Afghans have collectively paid $4b in bribes, claims Sopko
KABUL (Pajhwok): Individual Afghans have collectively paid $4 billion in bribes to government officials, including judges, America’s Special Inspector General for Afghanistan Reconstruction (SIGAR) John Sopko says.
In a speech on “An Existential Threat: US Oversight of and Responses to Corruption in Afghanistan” at the University of Pittsburgh, he said SIGAR had been closely monitoring reconstruction efforts in the war-torn country.
Wednesday’s presentation focussed on how to train future generations of America’s foreign-policy professionals to deal with complex problems in insecure environments.
"This pervasive corruption poses a deadly threat to the entire US effort to rebuild Afghanistan," Sopko remarked, saying Congress had appropriated more than $113 billion to rebuild the country since 2002.

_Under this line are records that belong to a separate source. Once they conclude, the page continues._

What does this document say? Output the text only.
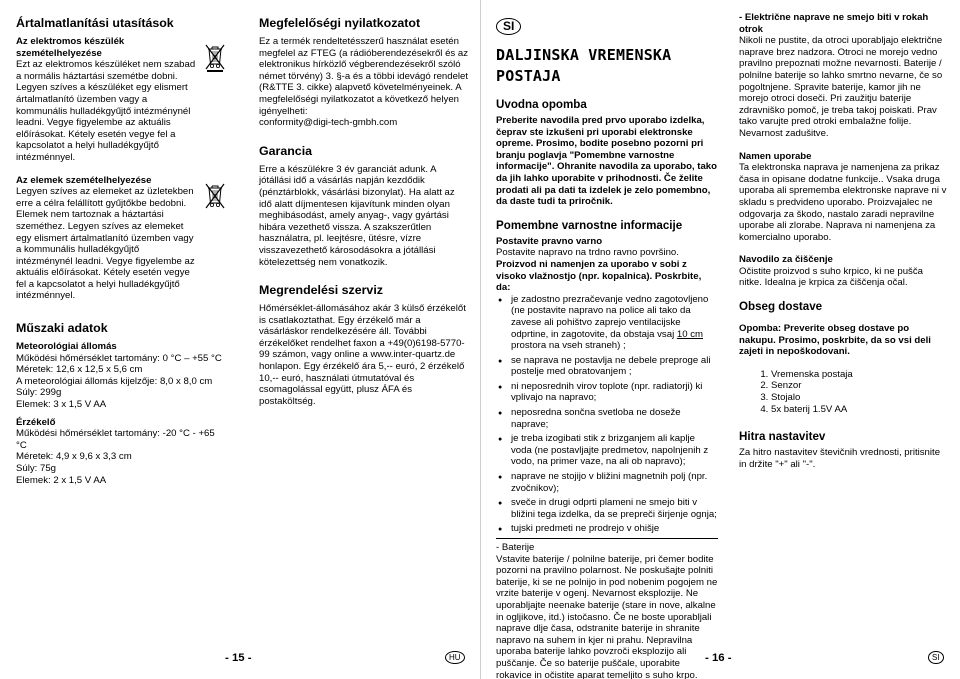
Ártalmatlanítási utasítások

Az elektromos készülék szemételhelyezése

Ezt az elektromos készüléket nem szabad a normális háztartási szemétbe dobni. Legyen szíves a készüléket egy elismert ártalmatlanító üzemben vagy a kommunális hulladékgyűjtő intézménynél leadni. Vegye figyelembe az aktuális előírásokat. Kétely esetén vegye fel a kapcsolatot a helyi hulladékgyűjtő intézménnyel.

Az elemek szemételhelyezése

Legyen szíves az elemeket az üzletekben erre a célra felállított gyűjtőkbe bedobni. Elemek nem tartoznak a háztartási szeméthez. Legyen szíves az elemeket egy elismert ártalmatlanító üzemben vagy a kommunális hulladékgyűjtő intézménynél leadni. Vegye figyelembe az aktuális előírásokat. Kétely esetén vegye fel a kapcsolatot a helyi hulladékgyűjtő intézménnyel.

Műszaki adatok

Meteorológiai állomás

Működési hőmérséklet tartomány: 0 °C – +55 °C

Méretek: 12,6 x 12,5 x 5,6 cm

A meteorológiai állomás kijelzője: 8,0 x 8,0 cm

Súly: 299g

Elemek: 3 x 1,5 V AA

Érzékelő

Működési hőmérséklet tartomány: -20 °C - +65 °C

Méretek: 4,9 x 9,6 x 3,3 cm

Súly: 75g

Elemek: 2 x 1,5 V AA

Megfelelőségi nyilatkozatot

Ez a termék rendeltetésszerű használat esetén megfelel az FTEG (a rádióberendezésekről és az elektronikus hírközlő végberendezésekről szóló német törvény) 3. §-a és a többi idevágó rendelet (R&TTE 3. cikke) alapvető követelményeinek. A megfelelőségi nyilatkozatot a következő helyen igényelheti:

conformity@digi-tech-gmbh.com

Garancia

Erre a készülékre 3 év garanciát adunk. A jótállási idő a vásárlás napján kezdődik (pénztárblokk, vásárlási bizonylat). Ha alatt az idő alatt díjmentesen kijavítunk minden olyan meghibásodást, amely anyag-, vagy gyártási hibára vezethető vissza. A szakszerűtlen használatra, pl. leejtésre, ütésre, vízre visszavezethető károsodásokra a jótállási kötelezettség nem vonatkozik.

Megrendelési szerviz

Hőmérséklet-állomásához akár 3 külső érzékelőt is csatlakoztathat. Egy érzékelő már a vásárláskor rendelkezésére áll. További érzékelőket rendelhet faxon a +49(0)6198-5770-99 számon, vagy online a www.inter-quartz.de honlapon. Egy érzékelő ára 5,-- euró, 2 érzékelő 10,-- euró, használati útmutatóval és csomagolással együtt, plusz ÁFA és postaköltség.

SI
DALJINSKA VREMENSKA
POSTAJA
Uvodna opomba

Preberite navodila pred prvo uporabo izdelka, čeprav ste izkušeni pri uporabi elektronske opreme. Prosimo, bodite posebno pozorni pri branju poglavja "Pomembne varnostne informacije". Ohranite navodila za uporabo, tako da jih lahko uporabite v prihodnosti. Če želite prodati ali pa dati ta izdelek je zelo pomembno, da daste tudi ta priročnik.

Pomembne varnostne informacije

Postavite pravno varno

Postavite napravo na trdno ravno površino.

Proizvod ni namenjen za uporabo v sobi z visoko vlažnostjo (npr. kopalnica). Poskrbite, da:

● je zadostno prezračevanje vedno zagotovljeno (ne postavite napravo na police ali tako da zavese ali pohištvo zaprejo ventilacijske odprtine, in zagotovite, da obstaja vsaj 10 cm prostora na vseh straneh) ;
● se naprava ne postavlja ne debele preproge ali postelje med obratovanjem ;
● ni neposrednih virov toplote (npr. radiatorji) ki vplivajo na napravo;
● neposredna sončna svetloba ne doseže naprave;
● je treba izogibati stik z brizganjem ali kaplje voda (ne postavljajte predmetov, napolnjenih z vodo, na primer vaze, na ali ob napravo);
● naprave ne stojijo v bližini magnetnih polj (npr. zvočnikov);
● sveče in drugi odprti plameni ne smejo biti v bližini tega izdelka, da se prepreči širjenje ognja;
● tujski predmeti ne prodrejo v ohišje

- Baterije

Vstavite baterije / polnilne baterije, pri čemer bodite pozorni na pravilno polarnost. Ne poskušajte polniti baterije, ki se ne polnijo in pod nobenim pogojem ne vrzite baterije v ogenj. Nevarnost eksplozije. Ne uporabljajte neenake baterije (stare in nove, alkalne in ogljikove, itd.) istočasno. Če ne boste uporabljali naprave dlje časa, odstranite baterije in shranite napravo na suhem in kjer ni prahu. Nepravilna uporaba baterije lahko povzroči eksplozijo ali puščanje. Če so baterije puščale, uporabite rokavice in očistite aparat temeljito s suho krpo.

- Električne naprave ne smejo biti v rokah otrok

Nikoli ne pustite, da otroci uporabljajo električne naprave brez nadzora. Otroci ne morejo vedno pravilno prepoznati možne nevarnosti. Baterije / polnilne baterije so lahko smrtno nevarne, če so pogoltnjene. Spravite baterije, kamor jih ne morejo otroci doseči. Pri zaužitju baterije zdravniško pomoč, je treba takoj poiskati. Prav tako varujte pred otroki embalažne folije. Nevarnost zadušitve.

Namen uporabe

Ta elektronska naprava je namenjena za prikaz časa in opisane dodatne funkcije.. Vsaka druga uporaba ali sprememba elektronske naprave ni v skladu s predvideno uporabo. Proizvajalec ne odgovarja za škodo, nastalo zaradi nepravilne uporabe ali zlorabe. Naprava ni namenjena za komercialno uporabo.

Navodilo za čiščenje

Očistite proizvod s suho krpico, ki ne pušča nitke. Idealna je krpica za čiščenja očal.

Obseg dostave

Opomba: Preverite obseg dostave po nakupu. Prosimo, poskrbite, da so vsi deli zajeti in nepoškodovani.

1. Vremenska postaja
2. Senzor
3. Stojalo
4. 5x baterij 1.5V AA
Hitra nastavitev

Za hitro nastavitev števičnih vrednosti, pritisnite in držite "+" ali "-".

- 15 -	HU	- 16 -	SI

But the reconstruction efforts were at risk because corruption had undermined government legitimacy, fueled the insurgency and sapped resources, the official explained.
He alleged: "The United States failed to recognise that vast sums of money injected into the Afghan economy, with limited oversight and pressures to spend, created conditions for corruption."
The culprits who had siphoned funds from aid and reconstruction projects included US military officers, enlisted personnel and federal civilians, Sopko noted, stressing the urgency of combating graft in Afghanistan.